PRESIDENT Sauli Niinistö told Helsingin Sanomat on Thursday that it was clear from the start that the discussions between Finland, Sweden and Turkey would not and should not extend beyond the question of whether Turkey will support inviting Finland and Sweden to join Nato.
“This whole document was designed for that purpose. The document’s 10th article states that the invitation would be supported and the accession protocol would be signed,” he explained.
“We have to take one step at a time, that’s the sort of situation we’re in,” he added. “The ratification is another question or another operation.”
Finland, Sweden and Turkey on Tuesday signed a trilateral memorandum following almost four hours of talks held in conjunction with the Nato summit in Madrid, Spain. Turkey committed under article 10 of the memorandum to confirming its “long-standing support for Nato’s open-door policy” and to supporting at the summit “the invitation of Finland and Sweden to become members of Nato”.
Nato extended a formal invitation to Finland and Sweden on Wednesday.
Turkish President Recep Tayyip Erdoğan, though, threatened yesterday to stall the accession process again unless the two countries fulfilled “the promises they made” in the memorandum. Finland and Sweden, he estimated, should revise their laws on terrorism and do so quickly to facilitate the ratification process in Turkey.
Turkey intends to monitor how the promises are fulfilled.
The memorandum states that the three countries will establish a joint structured dialogue and co-operation mechanism consisting of experts from their foreign and interior ministries, as well as intelligence and security agencies. Niinistö was reluctant to describe the mechanism as a monitoring tool.

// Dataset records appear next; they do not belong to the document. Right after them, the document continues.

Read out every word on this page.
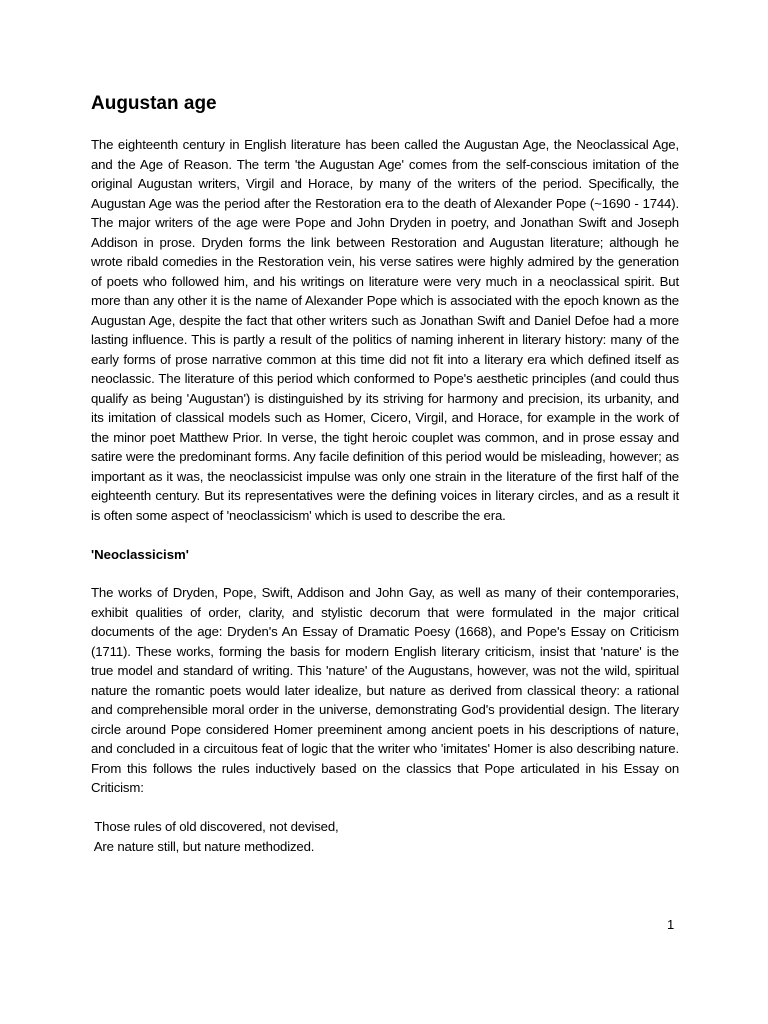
Augustan age

The eighteenth century in English literature has been called the Augustan Age, the Neoclassical Age, and the Age of Reason. The term 'the Augustan Age' comes from the self-conscious imitation of the original Augustan writers, Virgil and Horace, by many of the writers of the period. Specifically, the Augustan Age was the period after the Restoration era to the death of Alexander Pope (~1690 - 1744). The major writers of the age were Pope and John Dryden in poetry, and Jonathan Swift and Joseph Addison in prose. Dryden forms the link between Restoration and Augustan literature; although he wrote ribald comedies in the Restoration vein, his verse satires were highly admired by the generation of poets who followed him, and his writings on literature were very much in a neoclassical spirit. But more than any other it is the name of Alexander Pope which is associated with the epoch known as the Augustan Age, despite the fact that other writers such as Jonathan Swift and Daniel Defoe had a more lasting influence. This is partly a result of the politics of naming inherent in literary history: many of the early forms of prose narrative common at this time did not fit into a literary era which defined itself as neoclassic. The literature of this period which conformed to Pope's aesthetic principles (and could thus qualify as being 'Augustan') is distinguished by its striving for harmony and precision, its urbanity, and its imitation of classical models such as Homer, Cicero, Virgil, and Horace, for example in the work of the minor poet Matthew Prior. In verse, the tight heroic couplet was common, and in prose essay and satire were the predominant forms. Any facile definition of this period would be misleading, however; as important as it was, the neoclassicist impulse was only one strain in the literature of the first half of the eighteenth century. But its representatives were the defining voices in literary circles, and as a result it is often some aspect of 'neoclassicism' which is used to describe the era.

'Neoclassicism'

The works of Dryden, Pope, Swift, Addison and John Gay, as well as many of their contemporaries, exhibit qualities of order, clarity, and stylistic decorum that were formulated in the major critical documents of the age: Dryden's An Essay of Dramatic Poesy (1668), and Pope's Essay on Criticism (1711). These works, forming the basis for modern English literary criticism, insist that 'nature' is the true model and standard of writing. This 'nature' of the Augustans, however, was not the wild, spiritual nature the romantic poets would later idealize, but nature as derived from classical theory: a rational and comprehensible moral order in the universe, demonstrating God's providential design. The literary circle around Pope considered Homer preeminent among ancient poets in his descriptions of nature, and concluded in a circuitous feat of logic that the writer who 'imitates' Homer is also describing nature. From this follows the rules inductively based on the classics that Pope articulated in his Essay on Criticism:

Those rules of old discovered, not devised,
Are nature still, but nature methodized.
1
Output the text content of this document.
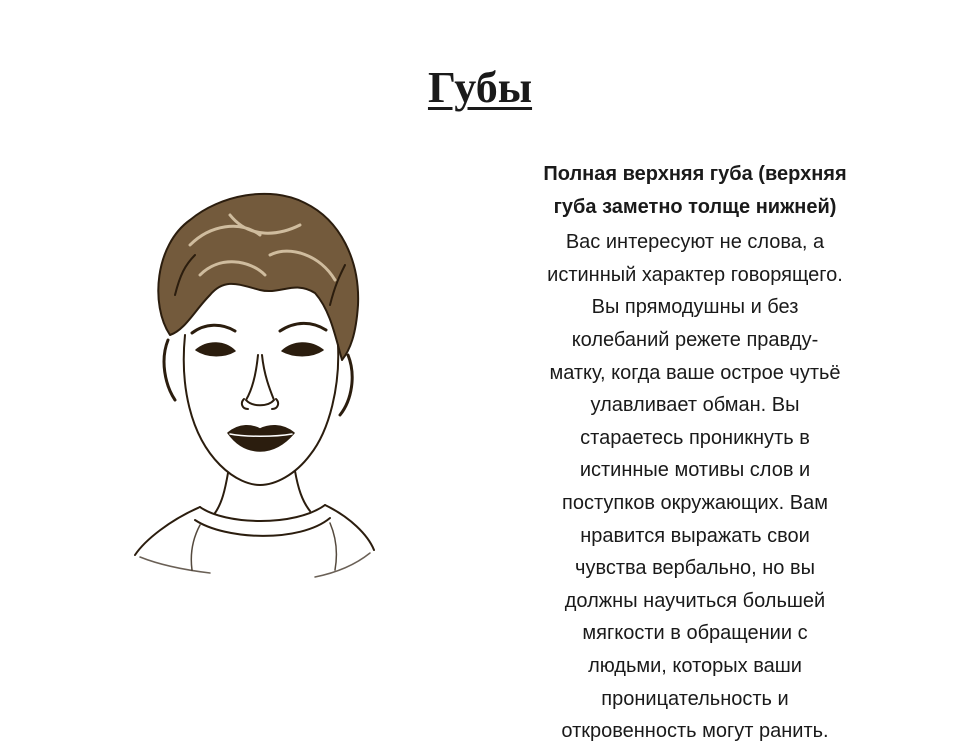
Губы

Полная верхняя губа (верхняя
губа заметно толще нижней)

Вас интересуют не слова, а
истинный характер говорящего.
Вы прямодушны и без
колебаний режете правду-
матку, когда ваше острое чутьё
улавливает обман. Вы
стараетесь проникнуть в
истинные мотивы слов и
поступков окружающих. Вам
нравится выражать свои
чувства вербально, но вы
должны научиться большей
мягкости в обращении с
людьми, которых ваши
проницательность и
откровенность могут ранить.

“We’re establishing this kind of a structured mechanism for dialogue and co-operation. It’s about making it possible to communicate closely,” he said to Helsingin Sanomat.
He also declined to comment on the aggressive stance adopted by Erdoğan. “Let’s just say that our fundamental starting point is that we’re prepared for all sorts of things. Just like we saw in the spring.”
The ambiguous nature of the trilateral memorandum immediately stirred up concerns among legal and international relations experts about the possibility of differing interpretations. Outi Korhonen, a professor of international law at the University of Turku, told YLE on Thursday that the memorandum has a number of problems.
“Things where an agreement couldn’t be reached were articulated vaguely and ambiguously,” she viewed.
“This is bargaining with human rights statements. It feels alien in the Nordic human rights culture. Turkey feels that we aren’t as strict as we used to be about extradition requests or our interpretations of human and fundamental rights.”